Monday, May 01, 2006

Art and the Soviet Union

The Dream Life of Sukhanov
by Olga Grushin

In the last third of The Dream Life of Sukhanov, Anatoly Sukhanov's wife, Nina, asks him: "My God, Tolya, don't you remember what it feels like? ... To be in a hurry to live, to dream of overthrowing conventions, to hope to make the world a gift of something beautiful and everlasting? Don't you remember, Tolya? Tolya?"

And it's hard to believe he does or that he even felt like that ever, because this good Soviet citizen is a pragmatist, and in his childhood even there is a glimmer of that pragmatism.

He is an artist by training and a critic by profession. In school, he suppresses his unique artistic style because it does not meet with Soviet approval. As an adult, he suppresses his aesthetic sense for the same reason. He is not a critic so much as a mouthpiece for the Soviet Cultural Ministry.

But as much as he doesn't want to remember, Sukhanov does remember what it's like to dream of overthrowing conventions. And The Dream Life of Sukhanov is the story of memory making itself known. Memory tells him what it felt like and replays the incident that led to his choice of a comfortable life over his art.

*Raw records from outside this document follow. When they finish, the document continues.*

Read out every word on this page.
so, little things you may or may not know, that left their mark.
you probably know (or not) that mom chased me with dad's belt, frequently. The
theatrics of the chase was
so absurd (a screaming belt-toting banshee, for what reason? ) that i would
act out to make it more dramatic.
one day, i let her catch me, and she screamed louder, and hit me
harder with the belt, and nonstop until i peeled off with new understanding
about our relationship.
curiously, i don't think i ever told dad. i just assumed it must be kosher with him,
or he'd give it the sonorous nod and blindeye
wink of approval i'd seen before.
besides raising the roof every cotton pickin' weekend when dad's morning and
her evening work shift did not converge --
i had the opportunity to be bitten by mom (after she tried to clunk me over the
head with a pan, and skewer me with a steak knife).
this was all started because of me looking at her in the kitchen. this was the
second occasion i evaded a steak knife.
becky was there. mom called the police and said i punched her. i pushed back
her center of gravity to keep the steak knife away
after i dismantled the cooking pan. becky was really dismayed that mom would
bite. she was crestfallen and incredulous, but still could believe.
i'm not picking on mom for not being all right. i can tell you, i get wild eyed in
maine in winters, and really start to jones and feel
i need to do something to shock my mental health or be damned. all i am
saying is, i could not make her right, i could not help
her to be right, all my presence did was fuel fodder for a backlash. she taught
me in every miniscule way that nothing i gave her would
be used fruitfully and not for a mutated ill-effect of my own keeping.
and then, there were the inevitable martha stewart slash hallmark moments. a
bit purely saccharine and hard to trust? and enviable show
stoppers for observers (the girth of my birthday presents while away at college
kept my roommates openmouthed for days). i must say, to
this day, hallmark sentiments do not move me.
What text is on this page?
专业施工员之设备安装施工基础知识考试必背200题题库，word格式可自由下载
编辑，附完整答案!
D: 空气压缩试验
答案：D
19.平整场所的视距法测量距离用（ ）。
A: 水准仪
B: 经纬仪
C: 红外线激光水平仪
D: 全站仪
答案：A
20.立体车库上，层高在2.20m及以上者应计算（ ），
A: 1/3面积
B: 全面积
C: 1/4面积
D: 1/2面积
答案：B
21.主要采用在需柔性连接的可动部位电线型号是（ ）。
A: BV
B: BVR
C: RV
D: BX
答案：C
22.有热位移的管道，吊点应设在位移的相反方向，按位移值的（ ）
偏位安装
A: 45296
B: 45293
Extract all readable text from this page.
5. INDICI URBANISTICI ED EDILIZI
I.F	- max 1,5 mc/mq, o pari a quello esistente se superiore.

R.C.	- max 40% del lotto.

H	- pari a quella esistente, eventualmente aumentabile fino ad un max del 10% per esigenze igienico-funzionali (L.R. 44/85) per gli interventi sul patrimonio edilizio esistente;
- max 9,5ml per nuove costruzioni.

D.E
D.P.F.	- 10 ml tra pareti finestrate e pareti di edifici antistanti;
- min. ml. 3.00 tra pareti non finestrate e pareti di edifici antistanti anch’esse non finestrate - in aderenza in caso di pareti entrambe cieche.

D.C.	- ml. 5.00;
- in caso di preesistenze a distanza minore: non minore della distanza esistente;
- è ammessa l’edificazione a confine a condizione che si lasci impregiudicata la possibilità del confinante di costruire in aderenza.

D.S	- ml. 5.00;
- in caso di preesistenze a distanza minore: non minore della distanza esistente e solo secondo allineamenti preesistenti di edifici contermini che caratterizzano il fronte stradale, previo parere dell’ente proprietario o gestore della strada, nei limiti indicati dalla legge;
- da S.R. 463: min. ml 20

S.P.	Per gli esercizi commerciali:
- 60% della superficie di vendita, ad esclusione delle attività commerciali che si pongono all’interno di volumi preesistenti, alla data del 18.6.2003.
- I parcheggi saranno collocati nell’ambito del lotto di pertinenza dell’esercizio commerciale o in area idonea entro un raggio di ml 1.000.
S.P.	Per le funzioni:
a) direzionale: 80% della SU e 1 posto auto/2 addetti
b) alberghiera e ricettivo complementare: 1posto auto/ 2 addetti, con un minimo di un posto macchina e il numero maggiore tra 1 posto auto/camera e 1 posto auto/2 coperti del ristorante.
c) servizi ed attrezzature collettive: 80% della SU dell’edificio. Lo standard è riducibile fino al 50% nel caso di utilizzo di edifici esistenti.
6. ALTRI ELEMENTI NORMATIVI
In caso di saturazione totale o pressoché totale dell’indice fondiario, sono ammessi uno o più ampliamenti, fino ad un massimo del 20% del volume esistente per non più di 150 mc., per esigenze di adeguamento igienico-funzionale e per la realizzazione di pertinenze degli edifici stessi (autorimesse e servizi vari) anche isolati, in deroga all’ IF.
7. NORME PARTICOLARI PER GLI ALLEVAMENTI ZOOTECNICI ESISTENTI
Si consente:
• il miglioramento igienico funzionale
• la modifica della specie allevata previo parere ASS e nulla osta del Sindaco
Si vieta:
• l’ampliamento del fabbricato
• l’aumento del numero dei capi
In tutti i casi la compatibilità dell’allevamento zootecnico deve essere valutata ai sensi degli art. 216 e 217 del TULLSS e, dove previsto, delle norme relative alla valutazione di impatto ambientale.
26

As Sukhanov's memory unfolds, it's finally possible to reconcile the child taking delight in a book of Chagall's work with the man editing out of articles references to God.

A current of Communist oppression runs through Dream Life, but it is more about a man whose family orbits one another without forming a unit -- a man near the end of middle age realizing how much and how many people he has betrayed.

Sukhanov is on the verge of trying to make things right or at least acknowledge that he is finally in on the secret, but until his life falls apart, he never quite gets there, hobbled by trivia every time.